- Origin: Memphis, Tennessee, United States
- Genres: Garage rock; rockabilly; blues;
- Years active: 1963-1964 1965-1967
- Label: Sun;
- Past members: Teddy Paige; Tommy Minga; Jerry Phillips; Eddie Robertson; Billy Wulfers;

= The Jesters (Memphis band) =

American garage rock band

The Jesters were an American garage rock band from Memphis, Tennessee who were active between 1963-1964 and 1965–1967. They became one of the most popular groups in the Memphis area during the time. Led by Teddy Paige, they were unique amongst garage bands of the time in that they did not display any of the musical influences of the Beatles and the British Invasion, but reflected rather the a style of early rock and roll, rockabilly, and blues. Their work has attracted the interest of garage rock enthusiasts in recent years.
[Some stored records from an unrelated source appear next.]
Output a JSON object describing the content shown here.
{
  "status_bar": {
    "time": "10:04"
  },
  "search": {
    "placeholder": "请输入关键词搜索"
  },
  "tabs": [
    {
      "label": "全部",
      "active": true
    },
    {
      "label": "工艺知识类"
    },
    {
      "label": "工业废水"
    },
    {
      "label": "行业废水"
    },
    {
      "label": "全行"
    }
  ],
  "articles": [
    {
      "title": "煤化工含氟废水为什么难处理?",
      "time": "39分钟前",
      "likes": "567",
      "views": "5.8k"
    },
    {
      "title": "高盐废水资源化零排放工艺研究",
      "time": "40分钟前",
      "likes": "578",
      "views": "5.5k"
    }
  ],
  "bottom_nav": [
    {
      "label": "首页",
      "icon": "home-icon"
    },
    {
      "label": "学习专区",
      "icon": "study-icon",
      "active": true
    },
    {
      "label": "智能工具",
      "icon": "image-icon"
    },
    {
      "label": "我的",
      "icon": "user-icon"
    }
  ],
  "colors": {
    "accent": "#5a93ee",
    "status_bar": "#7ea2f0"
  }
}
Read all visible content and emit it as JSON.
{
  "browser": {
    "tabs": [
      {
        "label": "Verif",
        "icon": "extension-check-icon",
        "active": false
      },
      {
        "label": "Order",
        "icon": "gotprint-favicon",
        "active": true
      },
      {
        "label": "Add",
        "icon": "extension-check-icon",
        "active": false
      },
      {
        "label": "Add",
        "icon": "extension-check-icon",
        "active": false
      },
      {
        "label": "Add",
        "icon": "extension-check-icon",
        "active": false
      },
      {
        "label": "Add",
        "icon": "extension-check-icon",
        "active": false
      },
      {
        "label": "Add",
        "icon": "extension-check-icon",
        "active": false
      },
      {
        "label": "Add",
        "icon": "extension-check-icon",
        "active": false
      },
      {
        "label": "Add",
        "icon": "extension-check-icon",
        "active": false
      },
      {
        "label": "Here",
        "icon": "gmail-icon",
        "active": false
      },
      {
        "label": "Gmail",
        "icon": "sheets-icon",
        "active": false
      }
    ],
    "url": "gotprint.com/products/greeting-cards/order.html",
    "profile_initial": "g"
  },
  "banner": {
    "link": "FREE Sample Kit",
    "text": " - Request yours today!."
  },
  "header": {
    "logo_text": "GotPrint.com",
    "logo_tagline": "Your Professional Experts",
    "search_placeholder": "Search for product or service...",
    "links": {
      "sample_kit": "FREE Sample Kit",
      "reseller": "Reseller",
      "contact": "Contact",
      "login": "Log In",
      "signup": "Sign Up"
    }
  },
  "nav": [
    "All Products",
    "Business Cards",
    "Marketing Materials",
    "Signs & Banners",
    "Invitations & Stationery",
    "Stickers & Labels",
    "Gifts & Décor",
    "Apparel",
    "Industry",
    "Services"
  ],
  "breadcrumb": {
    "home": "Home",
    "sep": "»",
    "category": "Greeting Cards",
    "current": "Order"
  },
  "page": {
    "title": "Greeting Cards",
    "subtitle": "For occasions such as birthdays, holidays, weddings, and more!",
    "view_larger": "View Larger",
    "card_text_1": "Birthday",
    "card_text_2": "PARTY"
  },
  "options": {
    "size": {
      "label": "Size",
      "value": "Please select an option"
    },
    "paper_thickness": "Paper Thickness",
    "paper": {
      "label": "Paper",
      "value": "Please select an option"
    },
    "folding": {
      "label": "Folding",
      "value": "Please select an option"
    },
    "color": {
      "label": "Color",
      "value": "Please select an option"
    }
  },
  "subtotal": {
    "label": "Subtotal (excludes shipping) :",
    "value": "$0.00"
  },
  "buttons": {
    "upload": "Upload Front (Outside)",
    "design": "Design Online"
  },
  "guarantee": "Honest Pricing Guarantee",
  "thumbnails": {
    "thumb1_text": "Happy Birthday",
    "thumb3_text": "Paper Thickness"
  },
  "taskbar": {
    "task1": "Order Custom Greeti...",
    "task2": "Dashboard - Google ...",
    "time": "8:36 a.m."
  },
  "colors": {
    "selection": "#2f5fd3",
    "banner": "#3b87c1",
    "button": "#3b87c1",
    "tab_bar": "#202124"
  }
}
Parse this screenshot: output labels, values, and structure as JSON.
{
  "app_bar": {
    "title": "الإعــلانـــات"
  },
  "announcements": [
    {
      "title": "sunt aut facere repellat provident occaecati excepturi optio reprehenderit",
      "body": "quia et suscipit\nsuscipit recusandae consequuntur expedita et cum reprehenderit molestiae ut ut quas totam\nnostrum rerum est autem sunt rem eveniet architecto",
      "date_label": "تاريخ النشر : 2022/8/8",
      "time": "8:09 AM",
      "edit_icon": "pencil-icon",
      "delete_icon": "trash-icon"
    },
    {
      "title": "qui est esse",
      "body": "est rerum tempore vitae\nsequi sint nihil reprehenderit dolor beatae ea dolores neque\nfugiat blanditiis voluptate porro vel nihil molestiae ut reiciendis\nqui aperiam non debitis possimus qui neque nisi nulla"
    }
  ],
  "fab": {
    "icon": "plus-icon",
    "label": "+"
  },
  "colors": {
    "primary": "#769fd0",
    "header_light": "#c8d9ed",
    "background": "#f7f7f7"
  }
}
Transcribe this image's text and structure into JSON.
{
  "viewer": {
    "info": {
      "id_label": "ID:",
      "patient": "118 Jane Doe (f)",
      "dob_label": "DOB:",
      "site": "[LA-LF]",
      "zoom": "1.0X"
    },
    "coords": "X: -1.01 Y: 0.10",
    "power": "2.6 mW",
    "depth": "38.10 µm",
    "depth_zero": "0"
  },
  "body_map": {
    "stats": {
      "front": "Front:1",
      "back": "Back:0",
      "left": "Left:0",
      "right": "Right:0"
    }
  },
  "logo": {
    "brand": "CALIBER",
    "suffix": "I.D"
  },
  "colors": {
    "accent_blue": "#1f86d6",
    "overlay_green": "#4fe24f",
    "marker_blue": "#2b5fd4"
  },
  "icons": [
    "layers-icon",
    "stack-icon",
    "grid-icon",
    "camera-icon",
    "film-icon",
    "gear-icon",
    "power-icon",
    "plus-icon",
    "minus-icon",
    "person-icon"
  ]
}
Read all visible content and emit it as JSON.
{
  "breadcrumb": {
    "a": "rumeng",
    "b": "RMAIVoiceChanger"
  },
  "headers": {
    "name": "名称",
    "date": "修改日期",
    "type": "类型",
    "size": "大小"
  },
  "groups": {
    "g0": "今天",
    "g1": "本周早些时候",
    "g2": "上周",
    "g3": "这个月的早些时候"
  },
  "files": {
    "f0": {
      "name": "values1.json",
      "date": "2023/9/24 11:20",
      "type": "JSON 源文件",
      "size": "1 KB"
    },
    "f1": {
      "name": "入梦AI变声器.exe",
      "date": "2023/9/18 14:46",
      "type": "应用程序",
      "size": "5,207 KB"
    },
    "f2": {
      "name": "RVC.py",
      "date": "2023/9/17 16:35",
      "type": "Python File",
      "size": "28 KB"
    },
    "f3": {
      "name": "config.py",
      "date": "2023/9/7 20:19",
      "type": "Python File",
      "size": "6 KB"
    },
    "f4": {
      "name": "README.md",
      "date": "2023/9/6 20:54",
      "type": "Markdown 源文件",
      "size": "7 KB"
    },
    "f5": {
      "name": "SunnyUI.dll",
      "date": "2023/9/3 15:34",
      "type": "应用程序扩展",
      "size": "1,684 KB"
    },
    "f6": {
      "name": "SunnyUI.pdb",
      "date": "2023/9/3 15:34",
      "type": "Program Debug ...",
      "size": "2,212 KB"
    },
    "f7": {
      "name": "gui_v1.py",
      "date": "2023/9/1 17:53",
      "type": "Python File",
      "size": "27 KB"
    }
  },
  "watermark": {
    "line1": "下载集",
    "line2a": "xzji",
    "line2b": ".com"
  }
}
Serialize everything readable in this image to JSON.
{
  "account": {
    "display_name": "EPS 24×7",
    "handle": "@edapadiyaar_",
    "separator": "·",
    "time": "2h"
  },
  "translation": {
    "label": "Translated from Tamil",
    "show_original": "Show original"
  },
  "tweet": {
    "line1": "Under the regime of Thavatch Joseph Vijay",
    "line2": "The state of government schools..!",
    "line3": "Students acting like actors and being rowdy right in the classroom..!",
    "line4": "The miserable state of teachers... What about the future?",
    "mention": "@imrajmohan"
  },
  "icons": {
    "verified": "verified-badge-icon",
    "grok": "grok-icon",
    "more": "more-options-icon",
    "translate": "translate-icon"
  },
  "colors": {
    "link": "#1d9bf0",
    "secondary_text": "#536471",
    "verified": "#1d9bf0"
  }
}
The original version of Jesters was founded by Teddy Paige in 1963 in Memphis, Tennessee, when he was a student at Christian Brothers High School. The Jesters quickly became one of the most popular bands in east Memphis and one of their chief competitors was the Escapades, who were led by Tommy Minga. In 1964, after some of the members of the Jesters left for college, the band broke up. Their rivals, the Escapades, also disbanded around this time. But, in 1965 Paige decided to re-form the Jesters, and brought in former members from the Escapades: Minga on vocals and Jerry Phillips, son of record producer and owner of Sun Records, Sam Phillips on guitar, as well as Billy Wulfers on bass, and Eddie Robertson on drums. Unlike most garage bands of the era, the Jesters' sound was not influenced by the Beatles and the British Invasion, but rather firmly rooted in early rock and roll, Memphis rockabilly, as well as the blues.

The Jesters went to Sun Studios to record a number of cuts including a version of a song written by Minga, "Cadillac Man", where the group was accompanied on piano by famed Memphis session man Jim Dickinson. However, Paige and producer Sam Phillips felt that the both "Cadillac Man" and the song to become its flipside, "My Babe", needed a different kind of lead vocal and enlisted Dickinson, instead of Minga, to sing on both tracks—much to the chagrin of Minga, who soon departed to re-form a new version of the Escapades. "Cadillac Man" received good local airplay, but did not gain wider exposure. The Jesters broke up in 1967.

The Jesters' work has come to the attention of garage rock and roots music enthusiasts. Their complete recordings have been released on the anthology Cadillac Men: The Sun Masters issued by Big Beat Records.

==Membership 1965-1967==

- Teddy Paige (guitar)
- Tommy Minga (lead vocals)
- Jerry Phillips (guitar)
- Billy Wulfers (bass)
- Eddie Robertson (drums)

==Discography==

- "Cadillac Man" b/w "My Babe" (Sun 400, 1965)

==Bibliography==

- Hall, Ron (2001). "Playing for a Piece of the Door: A History of Garage & Frat Bands in Memphis 1960-1975"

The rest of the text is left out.